The first day we went sledding at an actual "ski area" that had lifts and everything.  They didn't work, probably hadn't since '93, but they were there.  In front of the hill many enterprising Moroccans are ready to rent you all manner of equipment for snow sports.  Skis and sleds, of course, but also snow boots, rubber rain boots, etc.  We rented a sled for $3 for the day.  Not too shabby.

Just like Aspen!

The best picture we could get of the 4 of us.  J is screaming at the top of his lungs at this point.  
G and I taking off down the hill.  You will notice that I am not wearing my coat- and not because it wasn't freezing.  The walk up the hill was pretty treacherous for G's little legs and Joe had warned me that after taking 5 steps back up the hill with G and sled in tow, I would be burning up.  And I was.  Good call.  Our friend Brent is in the background trying to take a video with his iPad.  They didn't turn out.

A Barbary monkey.  A troop of these live just 5 minutes from the hotel.
The second day we took an easier route and headed just up the hill from the hotel...or Palace, I should say.  Anyhow, out on the side of the highway if there is a good sledding hill, there are men waiting to rent you a sled.  They just perch all the sleds/skis up in the snow and are open for business!
This is right on a major autoroute.
You can tell how large the hill is by the size of the people in the background.  We ran into problems as the day went on and more Moroccans showed up. First of all, they CANNOT stay on their sleds.  So they climb to the top, start down, fall off, and then the sled continues on down the hill like a missile running over anything (little children) in its way.  Also, did you know that a great place to play soccer is in the middle of a sledding hill?  Oh yes, especially for GROWN MEN.  Might anyone get hit with the ball while sledding?  Um, yes, that would be me.  Did said players acknowledge that someone had been nailed with the soccer ball?  I bet you can answer that one on your own by now!
Before dinner the kids would cuddle up and watch a movie while the adults had a little wine across the hall.  This was the first time G had ever sat and watched a movie with a group- so cute.  And love K's little hand resting on his leg.  We hear about K every day now!
On Sunday, out of desperation,  our little family ended up at the Michlifen Resort for lunch.  Remember how I went on and on about how nice the Sofitel Rabat is?  Well, it PALES in comparison to this place.  So there we were with toddlers in an expensive restaurant.  Thankfully, we had the place to ourselves AND they found some french fries for G.  ALSO, do you see what J is sitting in??!!  An actual high chair!!!  That alone was worth the exorbitant cost of the meal.

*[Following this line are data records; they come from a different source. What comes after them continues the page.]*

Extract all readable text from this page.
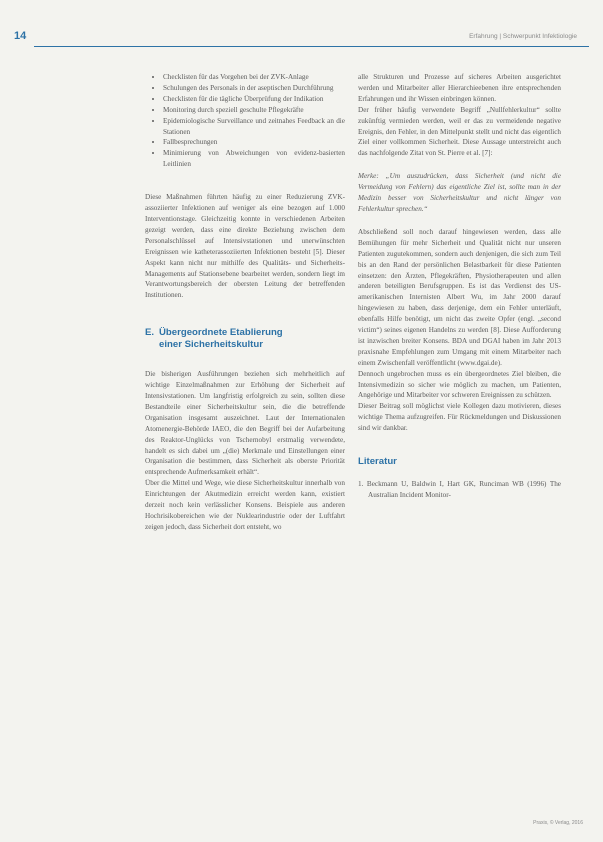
14	Erfahrung | Schwerpunkt Infektiologie
• Checklisten für das Vorgehen bei der ZVK-Anlage
• Schulungen des Personals in der aseptischen Durchführung
• Checklisten für die tägliche Überprüfung der Indikation
• Monitoring durch speziell geschulte Pflegekräfte
• Epidemiologische Surveillance und zeitnahes Feedback an die Stationen
• Fallbesprechungen
• Minimierung von Abweichungen von evidenz-basierten Leitlinien

Diese Maßnahmen führten häufig zu einer Reduzierung ZVK-assoziierter Infektionen auf weniger als eine bezogen auf 1.000 Interventionstage. Gleichzeitig konnte in verschiedenen Arbeiten gezeigt werden, dass eine direkte Beziehung zwischen dem Personalschlüssel auf Intensivstationen und unerwünschten Ereignissen wie katheterassoziierten Infektionen besteht [5]. Dieser Aspekt kann nicht nur mithilfe des Qualitäts- und Sicherheits-Managements auf Stationsebene bearbeitet werden, sondern liegt im Verantwortungsbereich der obersten Leitung der betreffenden Institutionen.

E. Übergeordnete Etablierung
einer Sicherheitskultur

Die bisherigen Ausführungen beziehen sich mehrheitlich auf wichtige Einzelmaßnahmen zur Erhöhung der Sicherheit auf Intensivstationen. Um langfristig erfolgreich zu sein, sollten diese Bestandteile einer Sicherheitskultur sein, die die betreffende Organisation insgesamt auszeichnet. Laut der Internationalen Atomenergie-Behörde IAEO, die den Begriff bei der Aufarbeitung des Reaktor-Unglücks von Tschernobyl erstmalig verwendete, handelt es sich dabei um „(die) Merkmale und Einstellungen einer Organisation die bestimmen, dass Sicherheit als oberste Priorität entsprechende Aufmerksamkeit erhält“.

Über die Mittel und Wege, wie diese Sicherheitskultur innerhalb von Einrichtungen der Akutmedizin erreicht werden kann, existiert derzeit noch kein verlässlicher Konsens. Beispiele aus anderen Hochrisikobereichen wie der Nuklearindustrie oder der Luftfahrt zeigen jedoch, dass Sicherheit dort entsteht, wo

alle Strukturen und Prozesse auf sicheres Arbeiten ausgerichtet werden und Mitarbeiter aller Hierarchieebenen ihre entsprechenden Erfahrungen und ihr Wissen einbringen können.

Der früher häufig verwendete Begriff „Nullfehlerkultur“ sollte zukünftig vermieden werden, weil er das zu vermeidende negative Ereignis, den Fehler, in den Mittelpunkt stellt und nicht das eigentlich Ziel einer vollkommen Sicherheit. Diese Aussage unterstreicht auch das nachfolgende Zitat von St. Pierre et al. [7]:

Merke: „Um auszudrücken, dass Sicherheit (und nicht die Vermeidung von Fehlern) das eigentliche Ziel ist, sollte man in der Medizin besser von Sicherheitskultur und nicht länger von Fehlerkultur sprechen.“

Abschließend soll noch darauf hingewiesen werden, dass alle Bemühungen für mehr Sicherheit und Qualität nicht nur unseren Patienten zugutekommen, sondern auch denjenigen, die sich zum Teil bis an den Rand der persönlichen Belastbarkeit für diese Patienten einsetzen: den Ärzten, Pflegekräften, Physiotherapeuten und allen anderen beteiligten Berufsgruppen. Es ist das Verdienst des US-amerikanischen Internisten Albert Wu, im Jahr 2000 darauf hingewiesen zu haben, dass derjenige, dem ein Fehler unterläuft, ebenfalls Hilfe benötigt, um nicht das zweite Opfer (engl. „second victim“) seines eigenen Handelns zu werden [8]. Diese Aufforderung ist inzwischen breiter Konsens. BDA und DGAI haben im Jahr 2013 praxisnahe Empfehlungen zum Umgang mit einem Mitarbeiter nach einem Zwischenfall veröffentlicht (www.dgai.de).

Dennoch ungebrochen muss es ein übergeordnetes Ziel bleiben, die Intensivmedizin so sicher wie möglich zu machen, um Patienten, Angehörige und Mitarbeiter vor schweren Ereignissen zu schützen.

Dieser Beitrag soll möglichst viele Kollegen dazu motivieren, dieses wichtige Thema aufzugreifen. Für Rückmeldungen und Diskussionen sind wir dankbar.

Literatur

1. Beckmann U, Baldwin I, Hart GK, Runciman WB (1996) The Australian Incident Monitor-

Praxis, © Verlag, 2016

Although he looks happy here, I can't say the weekend was a success for J.  We didn't have proper clothing for him to crawl around in the snow AND we were in many places with floors that I was unwilling to let him crawl on.  So he was pretty mad.  However, I finally figured out how to sled with him and that was a big hit.  

I should also mention that the biggest single factor of this trip, as far as Joe and I were concerned, was the fact that we would all be sleeping in one (small) hotel room together.  We had been worried about this for some time, and had even tried to do a practice slumber party the weekend before the trip, which was a DISASTER.  Thankfully, the boys rose to the occasion, and while none of us slept as deeply as usual, they did sleep pretty solid from about 9 pm to 5 am both nights.  Not bad for the first time out.

All in all, a good trip.  Enjoyed the snow, but nice to get back to 60 degrees.  And to the Bs and Es, we  loved every minute with ya'll.  Thanks for a great time!